In questo clima incerto Ben Ali dichiarò in diretta televisiva che si sarebbe impegnato a lasciare il paese nel 2014, insieme ad altre promesse, come l’abolizione della censura per la stampa. Il discorso non servì ad addolcire gli animi esasperati e quella sera stessa venne dichiarato lo stato d’emergenza e il coprifuoco in tutta la Tunisia, nel tentativo di disperdere i dimostranti. Nelle ore successive tutto avvenne con estrema rapidità, Ben Ali diede le dimissioni e al suo posto venne insediato il primo ministro Ghannushi. Ma già poche settimane dopo, nel febbraio 2012, la popolazione scese nuovamente a manifestare per protestare contro il governo provvisorio.
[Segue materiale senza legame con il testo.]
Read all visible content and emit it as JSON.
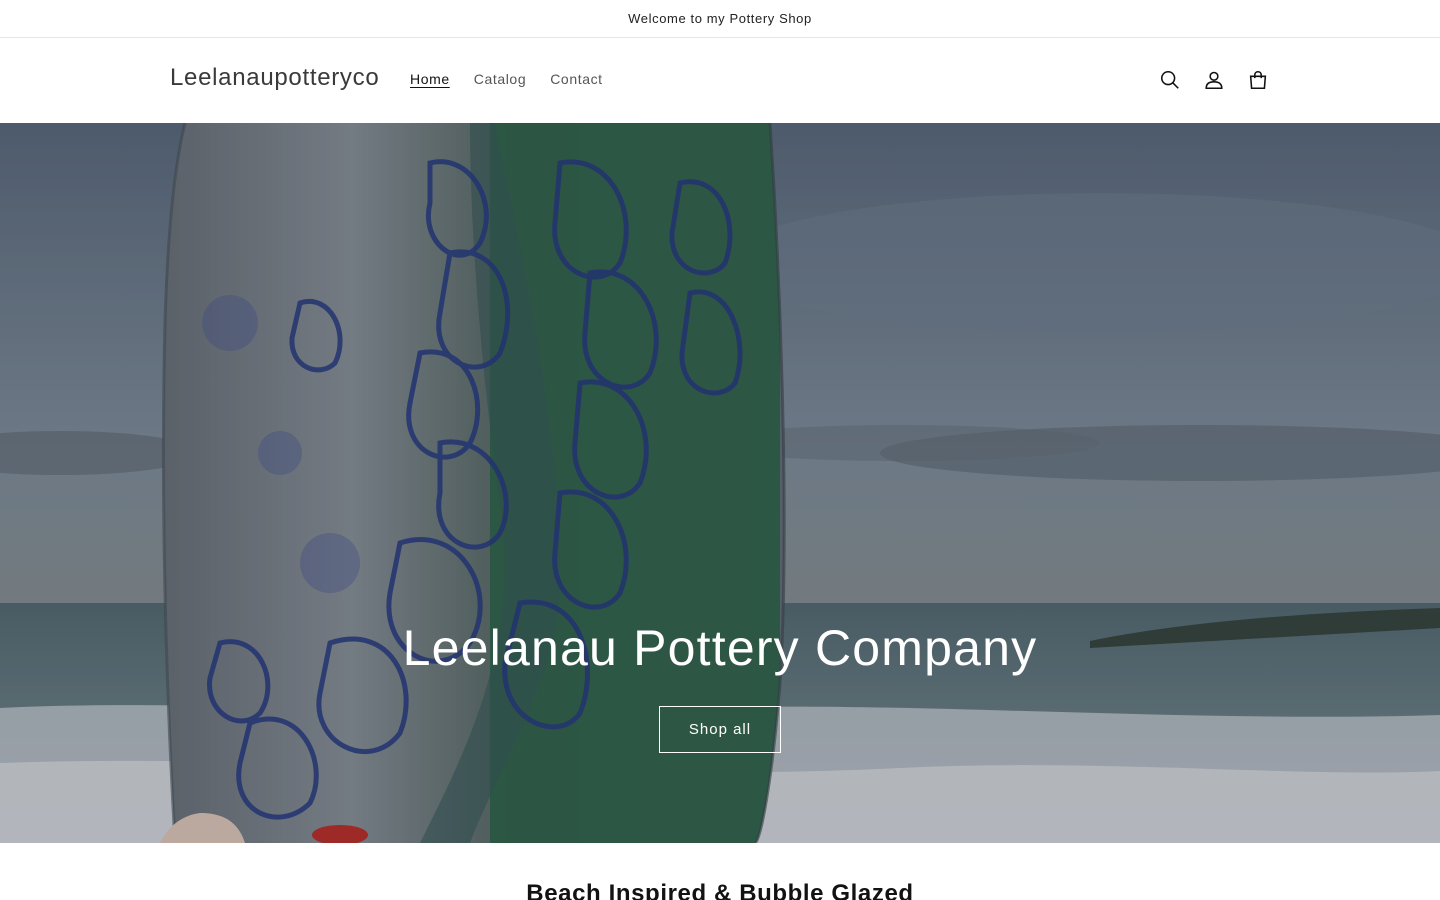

La primavera araba tunisina oltre ad aver portato alle dimissioni del capo dello Stato, che scappò in Arabia Saudita, fu la miccia che fece diffondere le rivolte anche in altri paesi dell’area. Infatti insieme al presidente tunisino ci furono altri tre leader arabi a cadere quell’anno: Hosni Mubarak in Egitto, Ali Abdullah Saleh in Yemen e Mu’ammar Gheddafi in Libia.
La Costituzione del 2014
I recenti sviluppi in Tunisia sono in qualche modo legati alle rivolte del 2011. Da allora il paese ha cercato di far fronte alle richieste economico-sociali della popolazione. Nel corso di questi dieci anni il paese ha intrapreso un processo di democratizzazione che ha portato a riconoscere la rivolta tunisina come l’unica di successo. Dopo le dimissioni di Ben Ali, nel 2014 fu emanata la nuova costituzione del paese; quest’ultima è figlia di un compromesso tra l’allora partito di maggioranza Ennahda (partito islamico) e il resto della opposizione. Questa prevede un esecutivo bicefalo dando al presidente della repubblica potere verso il capo di governo, ma soprattutto è una costituzione rigida la quale non prevede modifiche al suo testo né alla forma di governo.
Gli eventi di fine luglio
La costituzione ha giocato un ruolo centrale nelle vicissitudini delle ultime settimane; il presidente Kaïs Saïed ha chiesto le dimissioni del primo ministro, Hichem Mechichi, ha licenziato i ministri della Difesa e della Giustizia ed ha bloccato il lavoro parlamentare. L’azione del presidente è stata giustificata dalle nuove rivolte che hanno colpito la Tunisia, causate dalla grave crisi economico-sanitaria che ha colpito il paese dall’inizio della pandemia. Questa colpì gravemente il paese, il quale entrò in una profonda crisi economica ma soprattutto sanitaria: ad oggi la Tunisia ha vaccinato non più dell’8% della popolazione. Questa crisi ha portato alla migrazione di molti cittadini verso la vicina Europa e a forti tensioni interne. Negli ultimi due anni il paese ha cambiato tre governi, fino a raggiungere il punto di rottura che abbiamo osservato due settimane fa. Saïed decise di interrompere il lavoro parlamentare, licenziare due ministri, Difesa e Giustizia e chiedere le dimissioni del primo ministro Mechichi, appellandosi all’articolo 80 della costituzione. L’utilizzo personalizzato di questo articolo sta facendo crescere in occidente la paura di un ritorno ad una dittatura in Tunisia. Questa paura potrebbe essere annullata dalla natura stessa della costituzione la quale non permetterebbe al presidente della Repubblica di assumere i pieni poteri. La speranza però, affinché i frutti delle rivolte del 2011 e del processo democratico partito da allora non vadano sprecati, è che il presidente sblocchi il parlamento affinché questo possa tornare a lavorare e nomini un nuovo governo. Più rapidamente questo verrà fatto prima il popolo tunisino potrà essere aiutato.